THE visit by Prime Minister Mahathir Mohamad provides a good opportunity to reflect on what Pakistan can learn from the example of Malaysia. Since the 1980s, that country has undergone a profound transformation from primarily being an exporter of raw materials to becoming a manufacturing powerhouse and one of the largest and fastest-growing economies in Southeast Asia. What stands out for Pakistan in the Malaysian example is the long-term nature of economic decision-making and the strong policy continuity in the pursuit of strategic economic goals. The country has had its fair share of political turmoil, and most recently, we have the example of an aggressive accountability drive under way against the former prime minister Najib Razak, who has been accused of massive corruption in a state-run fund. He faces 42 charges of corruption, money laundering and the abuse of power while in office, and though the trial continues to face delays, he has been arrested four times since losing power last May. Before him, the current deputy prime minister, Anwar Ibrahim, also faced imprisonment three times on charges that seemed political motivated, with the first sentence actively supported by Prime Minister Mahathir Mohamad himself. Today, Anwar Ibrahim, is back in a coalition however, and widely considered to be the successor to the prime minister himself.
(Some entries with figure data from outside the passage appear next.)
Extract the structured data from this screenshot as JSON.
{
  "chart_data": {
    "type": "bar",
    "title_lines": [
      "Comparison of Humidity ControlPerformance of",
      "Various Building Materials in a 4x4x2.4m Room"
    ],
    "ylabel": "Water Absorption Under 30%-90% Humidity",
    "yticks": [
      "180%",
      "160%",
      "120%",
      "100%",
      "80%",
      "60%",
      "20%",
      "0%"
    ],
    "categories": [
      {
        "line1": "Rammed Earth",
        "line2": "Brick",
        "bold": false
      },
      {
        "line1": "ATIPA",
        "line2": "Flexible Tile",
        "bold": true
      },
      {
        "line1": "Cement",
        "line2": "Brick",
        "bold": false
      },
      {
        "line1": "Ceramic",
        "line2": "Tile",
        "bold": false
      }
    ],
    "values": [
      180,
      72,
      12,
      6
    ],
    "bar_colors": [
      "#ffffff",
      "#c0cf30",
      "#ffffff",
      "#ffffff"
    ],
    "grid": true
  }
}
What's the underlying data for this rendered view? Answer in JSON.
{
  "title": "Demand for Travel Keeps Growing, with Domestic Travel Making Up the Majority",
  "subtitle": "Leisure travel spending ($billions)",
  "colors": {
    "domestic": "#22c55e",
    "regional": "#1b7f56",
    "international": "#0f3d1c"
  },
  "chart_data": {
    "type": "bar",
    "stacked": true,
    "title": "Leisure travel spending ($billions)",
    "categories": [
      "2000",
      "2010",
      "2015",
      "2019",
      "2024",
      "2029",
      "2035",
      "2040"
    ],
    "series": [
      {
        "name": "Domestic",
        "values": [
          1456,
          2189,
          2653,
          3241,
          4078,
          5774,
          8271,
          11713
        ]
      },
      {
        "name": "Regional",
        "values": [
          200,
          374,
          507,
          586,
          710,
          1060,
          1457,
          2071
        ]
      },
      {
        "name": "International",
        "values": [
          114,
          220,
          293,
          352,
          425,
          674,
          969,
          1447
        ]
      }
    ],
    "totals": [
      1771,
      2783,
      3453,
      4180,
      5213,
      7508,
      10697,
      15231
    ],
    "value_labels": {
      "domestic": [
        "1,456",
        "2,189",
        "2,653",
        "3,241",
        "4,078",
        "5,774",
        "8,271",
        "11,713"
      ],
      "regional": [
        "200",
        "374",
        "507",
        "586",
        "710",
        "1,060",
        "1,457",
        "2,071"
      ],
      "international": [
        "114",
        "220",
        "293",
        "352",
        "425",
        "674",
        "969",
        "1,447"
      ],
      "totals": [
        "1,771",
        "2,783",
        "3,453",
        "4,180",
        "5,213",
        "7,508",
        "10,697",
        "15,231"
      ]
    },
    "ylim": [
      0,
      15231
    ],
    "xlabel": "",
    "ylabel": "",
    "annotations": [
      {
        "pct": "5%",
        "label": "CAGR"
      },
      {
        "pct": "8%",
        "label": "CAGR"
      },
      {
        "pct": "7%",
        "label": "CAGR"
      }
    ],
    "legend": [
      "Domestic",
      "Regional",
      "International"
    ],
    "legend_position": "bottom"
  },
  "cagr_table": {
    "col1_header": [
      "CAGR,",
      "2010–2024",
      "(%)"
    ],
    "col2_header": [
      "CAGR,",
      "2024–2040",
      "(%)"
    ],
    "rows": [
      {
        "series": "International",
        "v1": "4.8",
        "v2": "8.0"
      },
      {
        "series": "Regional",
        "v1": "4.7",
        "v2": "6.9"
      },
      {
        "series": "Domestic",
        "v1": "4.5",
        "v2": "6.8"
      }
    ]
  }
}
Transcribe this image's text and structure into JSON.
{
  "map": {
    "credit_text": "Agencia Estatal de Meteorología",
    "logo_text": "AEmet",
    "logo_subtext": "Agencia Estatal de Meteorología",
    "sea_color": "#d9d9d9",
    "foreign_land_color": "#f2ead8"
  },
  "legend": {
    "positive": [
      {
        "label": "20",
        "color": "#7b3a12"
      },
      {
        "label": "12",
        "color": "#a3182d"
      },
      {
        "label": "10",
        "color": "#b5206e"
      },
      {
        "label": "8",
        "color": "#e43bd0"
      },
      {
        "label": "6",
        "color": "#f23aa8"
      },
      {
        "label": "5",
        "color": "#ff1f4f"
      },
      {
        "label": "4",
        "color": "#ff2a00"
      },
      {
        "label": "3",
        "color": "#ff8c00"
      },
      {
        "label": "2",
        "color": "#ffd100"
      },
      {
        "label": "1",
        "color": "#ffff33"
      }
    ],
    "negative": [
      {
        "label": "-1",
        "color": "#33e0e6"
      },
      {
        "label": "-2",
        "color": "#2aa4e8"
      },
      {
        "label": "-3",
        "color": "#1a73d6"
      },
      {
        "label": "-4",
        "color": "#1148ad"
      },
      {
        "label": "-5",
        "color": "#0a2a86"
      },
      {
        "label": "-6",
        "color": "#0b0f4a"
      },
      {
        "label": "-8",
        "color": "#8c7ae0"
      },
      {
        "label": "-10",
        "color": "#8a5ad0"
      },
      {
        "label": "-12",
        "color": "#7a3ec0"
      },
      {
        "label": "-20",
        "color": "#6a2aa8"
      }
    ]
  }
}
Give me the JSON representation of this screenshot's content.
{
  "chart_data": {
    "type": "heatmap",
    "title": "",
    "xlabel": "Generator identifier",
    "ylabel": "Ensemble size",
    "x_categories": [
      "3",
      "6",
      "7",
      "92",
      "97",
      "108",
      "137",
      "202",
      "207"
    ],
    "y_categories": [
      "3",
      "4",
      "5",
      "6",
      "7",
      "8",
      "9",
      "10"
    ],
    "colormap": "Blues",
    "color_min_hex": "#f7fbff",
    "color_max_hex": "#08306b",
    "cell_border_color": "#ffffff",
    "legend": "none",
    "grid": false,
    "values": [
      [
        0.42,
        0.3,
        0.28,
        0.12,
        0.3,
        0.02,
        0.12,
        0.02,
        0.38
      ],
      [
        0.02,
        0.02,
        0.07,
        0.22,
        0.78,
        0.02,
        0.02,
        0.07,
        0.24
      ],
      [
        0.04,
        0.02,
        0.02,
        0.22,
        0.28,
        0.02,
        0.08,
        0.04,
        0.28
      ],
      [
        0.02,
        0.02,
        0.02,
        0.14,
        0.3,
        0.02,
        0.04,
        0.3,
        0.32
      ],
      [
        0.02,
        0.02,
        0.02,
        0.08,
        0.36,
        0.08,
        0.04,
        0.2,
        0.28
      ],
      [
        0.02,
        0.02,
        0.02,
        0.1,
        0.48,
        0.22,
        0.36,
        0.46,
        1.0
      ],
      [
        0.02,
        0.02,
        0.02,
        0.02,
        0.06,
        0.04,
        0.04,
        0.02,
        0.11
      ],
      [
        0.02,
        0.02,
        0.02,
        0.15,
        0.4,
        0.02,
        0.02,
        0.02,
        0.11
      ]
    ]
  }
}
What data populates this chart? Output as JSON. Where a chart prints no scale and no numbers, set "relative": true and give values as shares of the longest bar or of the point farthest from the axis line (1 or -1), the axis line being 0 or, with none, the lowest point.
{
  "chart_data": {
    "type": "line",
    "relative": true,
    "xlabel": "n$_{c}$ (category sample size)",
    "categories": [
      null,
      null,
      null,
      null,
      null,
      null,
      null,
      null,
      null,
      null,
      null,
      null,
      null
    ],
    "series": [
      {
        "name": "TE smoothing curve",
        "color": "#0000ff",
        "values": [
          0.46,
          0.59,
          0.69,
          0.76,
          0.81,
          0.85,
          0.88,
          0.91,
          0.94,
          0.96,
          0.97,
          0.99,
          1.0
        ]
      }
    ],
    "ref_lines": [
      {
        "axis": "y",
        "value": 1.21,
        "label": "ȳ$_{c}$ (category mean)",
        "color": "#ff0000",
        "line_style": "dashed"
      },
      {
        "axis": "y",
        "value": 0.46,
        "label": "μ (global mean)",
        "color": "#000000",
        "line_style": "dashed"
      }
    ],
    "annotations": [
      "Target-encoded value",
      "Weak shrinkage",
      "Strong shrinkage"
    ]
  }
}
In all this, we have seen a strong focus on economic improvement as the primary task of the state. Despite political storms and aggressive accountability drives by incumbents against their predecessors, economic policy sees continuity, and long-term goals are not clouded by politics. The manifesto of the ruling coalition government, that has brought together two leaders who were bitter foes in the past, emphasises goals such as a free media, an independent judiciary and an end to corruption and the abuse of power. Malaysia’s leaders recognise the importance of strong institutions and a free media for economic growth. For strong and sustainable growth that transform a country, long-term investments in education and health are critical, and ensuring growth as an inclusive process is also central. Malaysia’s example indicates as much.
It is a valuable lesson for Pakistan’s political leadership to learn, and not just for those who are in power today. Holding the economy hostage to political compulsions, gunning for short-term, high-visibility and project-led growth and grooming a dependence on external assistance to compensate for a losing competitive advantage have impoverished our country and are eroding its democratic creed. Like Malaysia, we need to marginalise extremism from our society, focus on high-quality education and health for the population, and work on long-term economic priorities in order to chart a transformative path forward. Above all, Pakistan’s leadership needs to absorb the full ramifications of Malaysia’s key lesson — that the prosperity of its citizenry is the first and foremost task of the state.